Voor orgaandonatie is klasse I ongeschikt; over klasse II bestaat verschil van mening tussen transplantatiecentra. De klassen III en IV worden in het algemeen geaccepteerd. Weefseldonatie (huid, botten, hoornvlies) is in principe bij alle klassen mogelijk.

Hersendood
Door met name hersenbloedingen of (verkeers)ongevallen is er dusdanige irreversibele schade aan de hersenen, inclusief de hersenstam, opgetreden, dat de patiënt comateus is en geen ademprikkel heeft. Deze situatie kan zich niet meer herstellen. Middels een vastgestelde volgorde van testen kan worden bepaald dat e.e.a. niet wordt veroorzaakt door geneesmiddelen en dat er geen ademhalingsprikkel meer is. Het voordeel van orgaandonatie in deze situatie is dat er nog wel sprake is van een intacte bloedsomloop en daardoor organen tot kort voor het moment van uitname via bloed zijn voorzien van zuurstof en voedingsstoffen. Dit is gunstig voor de overlevingskansen van deze organen. Donoren uit deze categorie noemt men “heart-beating donoren”.

In 2006 besloot de Nederlandse regering het toen vigerende hersendoodprotocol conform een advies van de Gezondheidsraad bij te stellen. (10) Met name de mogelijkheden van diagnostiek voor het vaststellen van hersendood bij patiënten met ernstig hersenletsel waar de sedatie niet gestaakt kan worden, werden verruimd en het veelvuldig herhalen van noodzakelijke diagnostiek bij jonge kinderen werd ingeperkt.

b. Donaties bij leven
Veelal betreft dit een familielid of partner. Ook lijkt er een toename te bestaan van donaties van “goede vrienden” en andere “bekenden”. Een aantal keer hebben mensen uit altruïstische overwegingen een nier afgestaan t.b.v. de meest geschikte patiënt op de algemene wachtlijst. Bij levende donaties kan een probleem ontstaan als de ontvanger – vanwege een hoog risico op afstoting – geen nier kan ontvangen van zijn potentiële donor. Voor deze situatie zijn in principe twee oplossingen. Allereerst een in Nederland ook operationeel zijnd cross-over programma. Hierbij wordt een donor-ontvangerpaar dat niet aan elkaar kan donoren gematcht met een paar met hetzelfde probleem. Hierna doneert de donor van paar A anoniem aan de ontvanger van paar B en de donor van paar B aan de ontvanger van B. De operaties worden op hetzelfde moment in verschillende ziekenhuizen uitgevoerd.
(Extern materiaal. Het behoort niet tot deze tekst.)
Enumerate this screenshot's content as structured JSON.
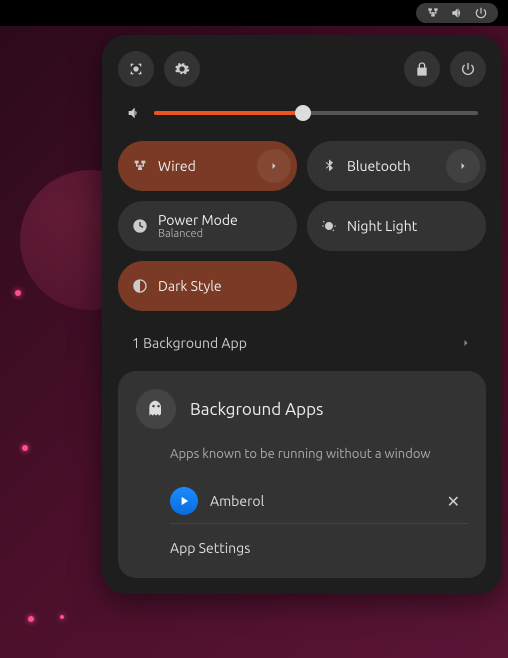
{
  "volume": {
    "percent": 46
  },
  "toggles": {
    "wired": {
      "label": "Wired",
      "active": true
    },
    "bluetooth": {
      "label": "Bluetooth",
      "active": false
    },
    "power_mode": {
      "label": "Power Mode",
      "sub": "Balanced",
      "active": false
    },
    "night_light": {
      "label": "Night Light",
      "active": false
    },
    "dark_style": {
      "label": "Dark Style",
      "active": true
    }
  },
  "background_apps": {
    "summary": "1 Background App",
    "title": "Background Apps",
    "description": "Apps known to be running without a window",
    "items": [
      {
        "name": "Amberol"
      }
    ],
    "settings_label": "App Settings"
  }
}
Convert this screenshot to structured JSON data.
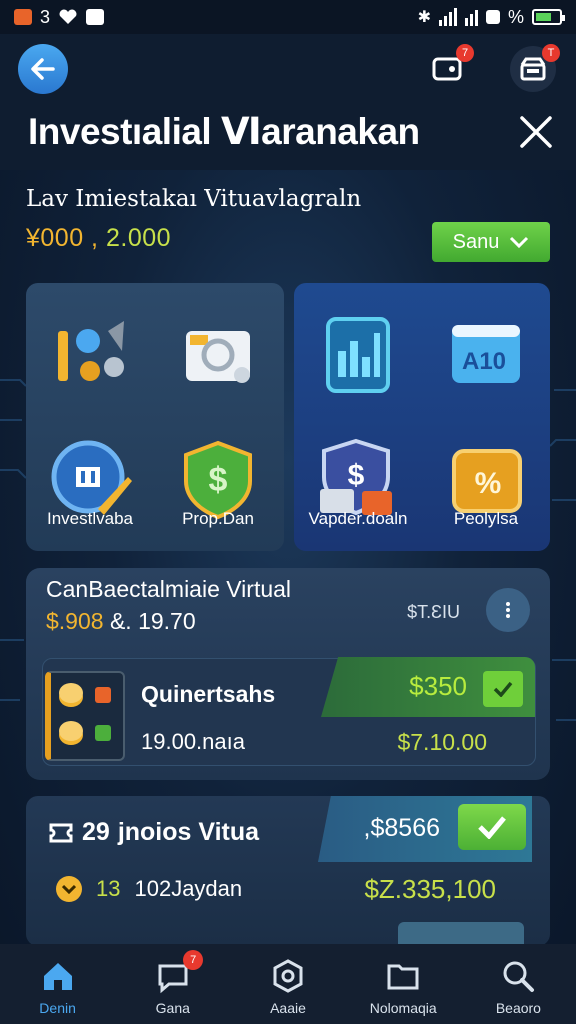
{
  "status_bar": {
    "left_number": "3",
    "battery_label": "%"
  },
  "header": {
    "title": "Investıalial Ⅵaranakan",
    "notif_badge": "7",
    "store_badge": "T"
  },
  "summary": {
    "label": "Lav Imiestakaı Vituavlagraln",
    "value_primary": "¥000 ,",
    "value_secondary": "2.000",
    "save_label": "Sanu"
  },
  "features": [
    {
      "label": "Investlvaba",
      "icon": "tools-icon"
    },
    {
      "label": "",
      "icon": "camera-icon"
    },
    {
      "label": "",
      "icon": "bank-icon"
    },
    {
      "label": "Prop.Dan",
      "icon": "shield-dollar-icon"
    },
    {
      "label": "",
      "icon": "chart-tablet-icon"
    },
    {
      "label": "",
      "icon": "data-box-icon"
    },
    {
      "label": "Vapder.doaln",
      "icon": "money-shield-icon"
    },
    {
      "label": "Peolylsa",
      "icon": "percent-coin-icon"
    }
  ],
  "portfolio": {
    "title": "CanBaectalmiaie Virtual",
    "sub_a": "$.908",
    "sub_b": "&. 19.70",
    "right_value": "$T.ƐIU",
    "asset": {
      "name": "Quinertsahs",
      "qty": "19.00.naıa",
      "price": "$350",
      "value": "$7.10.00"
    }
  },
  "card2": {
    "title_num": "29",
    "title": "jnoios Vitua",
    "price": ",$8566",
    "meta_num": "13",
    "meta_text": "102Jaydan",
    "value": "$Z.335,100"
  },
  "nav": [
    {
      "label": "Denin",
      "icon": "home-icon",
      "active": true
    },
    {
      "label": "Gana",
      "icon": "chat-icon",
      "badge": "7"
    },
    {
      "label": "Aaaie",
      "icon": "hexagon-icon"
    },
    {
      "label": "Nolomaqia",
      "icon": "folder-icon"
    },
    {
      "label": "Beaoro",
      "icon": "search-icon"
    }
  ],
  "colors": {
    "accent_blue": "#4ba8f0",
    "gold": "#f2b530",
    "lime": "#c8e04a",
    "green": "#6fcf3a",
    "bg": "#10223a"
  }
}
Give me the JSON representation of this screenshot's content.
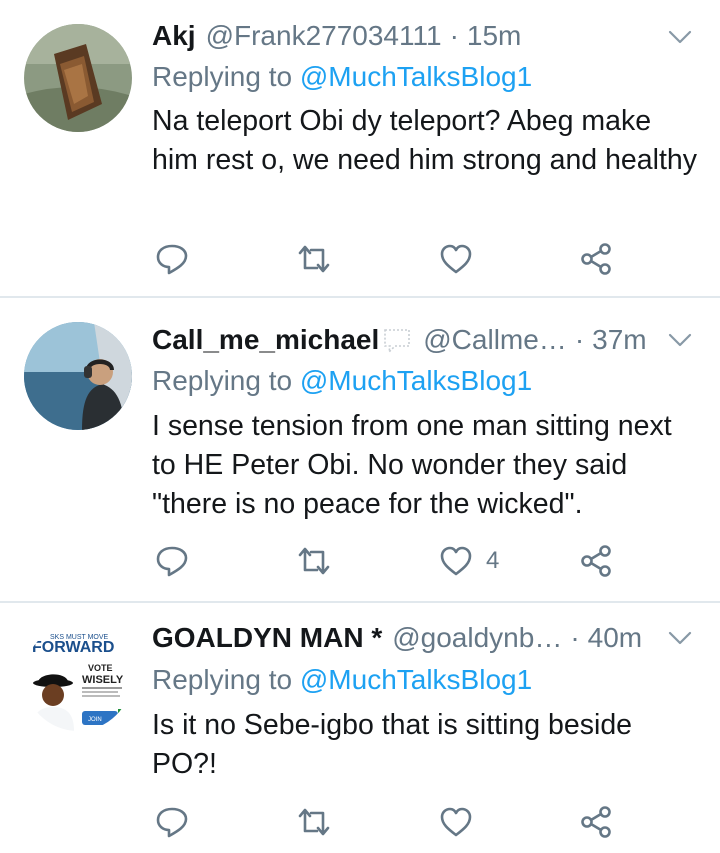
{
  "tweets": [
    {
      "name": "Akj",
      "handle": "@Frank277034111",
      "separator": "·",
      "time": "15m",
      "replying_prefix": "Replying to",
      "replying_to": "@MuchTalksBlog1",
      "text": "Na teleport Obi dy teleport? Abeg make him rest o, we need him strong and healthy",
      "like_count": ""
    },
    {
      "name": "Call_me_michael",
      "handle": "@Callme…",
      "separator": "·",
      "time": "37m",
      "replying_prefix": "Replying to",
      "replying_to": "@MuchTalksBlog1",
      "text": "I sense tension from one man sitting next to HE Peter Obi. No wonder they said \"there is no peace for the wicked\".",
      "like_count": "4"
    },
    {
      "name": "GOALDYN MAN *",
      "handle": "@goaldynb…",
      "separator": "·",
      "time": "40m",
      "replying_prefix": "Replying to",
      "replying_to": "@MuchTalksBlog1",
      "text": "Is it no Sebe-igbo that is sitting beside PO?!",
      "like_count": ""
    }
  ],
  "avatar3_text": {
    "top": "SKS MUST MOVE",
    "brand": "FORWARD",
    "vote": "VOTE",
    "wisely": "WISELY",
    "join": "JOIN"
  },
  "icons": [
    "reply-icon",
    "retweet-icon",
    "like-icon",
    "share-icon",
    "chevron-down-icon"
  ],
  "colors": {
    "accent": "#1da1f2",
    "muted": "#657786",
    "text": "#14171a",
    "divider": "#e1e8ed"
  }
}
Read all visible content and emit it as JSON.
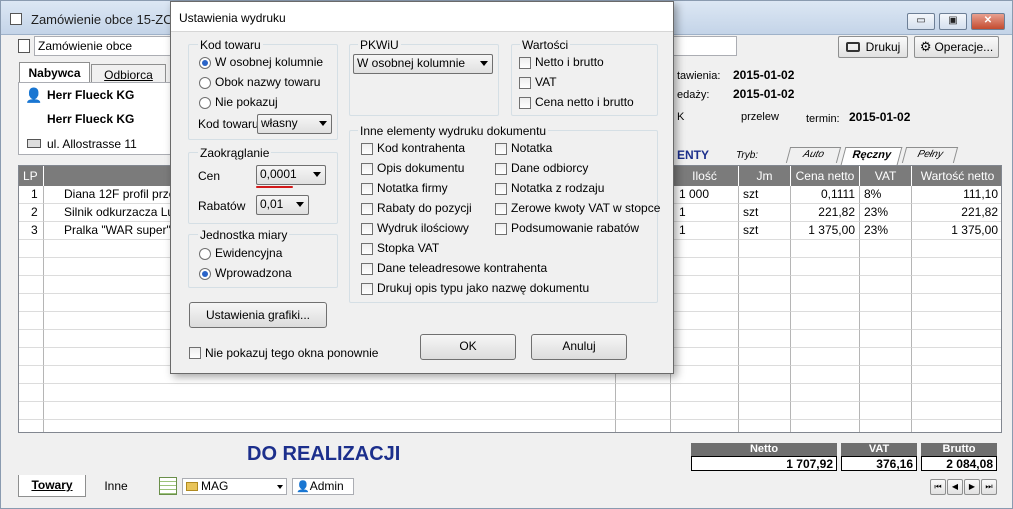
{
  "window": {
    "title": "Zamówienie obce 15-ZO/0",
    "controls": {
      "minimize": "▭",
      "maximize": "▣",
      "close": "✕"
    }
  },
  "toolbar": {
    "doc_name_value": "Zamówienie obce",
    "print_label": "Drukuj",
    "operations_label": "Operacje..."
  },
  "party_tabs": [
    "Nabywca",
    "Odbiorca"
  ],
  "buyer": {
    "name1": "Herr Flueck KG",
    "name2": "Herr Flueck KG",
    "address": "ul. Allostrasse 11"
  },
  "doc_info": {
    "issue_label": "tawienia:",
    "issue_date": "2015-01-02",
    "sale_label": "edaży:",
    "sale_date": "2015-01-02",
    "payment_prefix": "K",
    "payment_method": "przelew",
    "due_label": "termin:",
    "due_date": "2015-01-02"
  },
  "mode": {
    "section_label": "ENTY",
    "type_label": "Tryb:",
    "tabs": [
      "Auto",
      "Ręczny",
      "Pełny"
    ]
  },
  "grid": {
    "columns": [
      "LP",
      "",
      "",
      "Ilość",
      "Jm",
      "Cena netto",
      "VAT",
      "Wartość netto"
    ],
    "rows": [
      {
        "lp": "1",
        "name": "Diana 12F profil przedn",
        "qty": "1 000",
        "unit": "szt",
        "price": "0,1111",
        "vat": "8%",
        "value": "111,10"
      },
      {
        "lp": "2",
        "name": "Silnik odkurzacza Luna",
        "qty": "1",
        "unit": "szt",
        "price": "221,82",
        "vat": "23%",
        "value": "221,82"
      },
      {
        "lp": "3",
        "name": "Pralka \"WAR super\"",
        "qty": "1",
        "unit": "szt",
        "price": "1 375,00",
        "vat": "23%",
        "value": "1 375,00"
      }
    ]
  },
  "status_text": "DO REALIZACJI",
  "totals": {
    "netto_label": "Netto",
    "netto": "1 707,92",
    "vat_label": "VAT",
    "vat": "376,16",
    "brutto_label": "Brutto",
    "brutto": "2 084,08"
  },
  "bottom": {
    "tabs": [
      "Towary",
      "Inne"
    ],
    "warehouse": "MAG",
    "user": "Admin",
    "nav": [
      "⏮",
      "◀",
      "▶",
      "⏭"
    ]
  },
  "dialog": {
    "title": "Ustawienia wydruku",
    "kod_towaru": {
      "label": "Kod towaru",
      "options": [
        "W osobnej kolumnie",
        "Obok nazwy towaru",
        "Nie pokazuj"
      ],
      "selected_index": 0,
      "combo_label": "Kod towaru:",
      "combo_value": "własny"
    },
    "zaokraglanie": {
      "label": "Zaokrąglanie",
      "cen_label": "Cen",
      "cen_value": "0,0001",
      "rabatow_label": "Rabatów",
      "rabatow_value": "0,01"
    },
    "jednostka": {
      "label": "Jednostka miary",
      "options": [
        "Ewidencyjna",
        "Wprowadzona"
      ],
      "selected_index": 1
    },
    "pkwiu": {
      "label": "PKWiU",
      "value": "W osobnej kolumnie"
    },
    "wartosci": {
      "label": "Wartości",
      "options": [
        "Netto i brutto",
        "VAT",
        "Cena netto i brutto"
      ]
    },
    "inne": {
      "label": "Inne elementy wydruku dokumentu",
      "left": [
        "Kod kontrahenta",
        "Opis dokumentu",
        "Notatka firmy",
        "Rabaty do pozycji",
        "Wydruk ilościowy",
        "Stopka VAT",
        "Dane teleadresowe kontrahenta",
        "Drukuj opis typu jako nazwę dokumentu"
      ],
      "right": [
        "Notatka",
        "Dane odbiorcy",
        "Notatka z rodzaju",
        "Zerowe kwoty VAT w stopce",
        "Podsumowanie rabatów"
      ]
    },
    "graphics_button": "Ustawienia grafiki...",
    "dont_show": "Nie pokazuj tego okna ponownie",
    "ok": "OK",
    "cancel": "Anuluj"
  }
}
Op de tweede plaats worden er technieken ontwikkeld om de afweerstoffen bij de ontvanger tegen de nier van de donor te verwijderen. Hierbij kan ook getransplanteerd worden tegen de regels van de ABO-bloedgroepsysteem in. Vooralsnog staat deze techniek in de kinderschoenen en zijn de resultaten minder goed dan van goed gematchte nieren.

3. Punten voor ethische beoordeling
In het algemeen is een actueel punt bij orgaandonatie de beperkte beschikbaarheid van organen voor donatie. De vragen die deze schaarste oproept gelden met name voor alle gezonde mensen in de maatschappij. Het gaat hier met name over het “recht” op een orgaan c.q. de “verplichting” een orgaan af te staan, de verplichting bij leven een keuze voor of tegen orgaandonatie te maken en de wijze waarop de organen over de mensen op de wachtlijst worden verdeeld.

In geval van donatie na de dood (zowel klassieke dood als hersendood) is het van belang te weten wat de wil van de overledene m.b.t. orgaandonatie was. Verder staat de legitimiteit van voorbereidingen voordat er sprake is van dood of hersendood ter discussie. Te denken valt hierbij aan raadpleging van het donorregister, weefseltypering (om te bepalen welke ontvanger t.z.t. het meest geschikt is) of bij non-heart-beating donoren het inbrengen van perfusiekatheters die de nieren zo snel mogelijk na de dood kunnen doorspoelen met speciale preservatievloeistof waardoor zij langer in goede conditie voor transplantatie blijven. Bij hersendood kan de vraag gesteld worden in hoeverre dit ook de echte dood betreft en met welke mate van zekerheid dit kan worden vastgesteld.

In geval van donatie bij leven gaan de ethische aandachtspunten naast de vrije wil uit naar de schade voor de donor en de beloning die door de donatie eventueel wordt verkregen.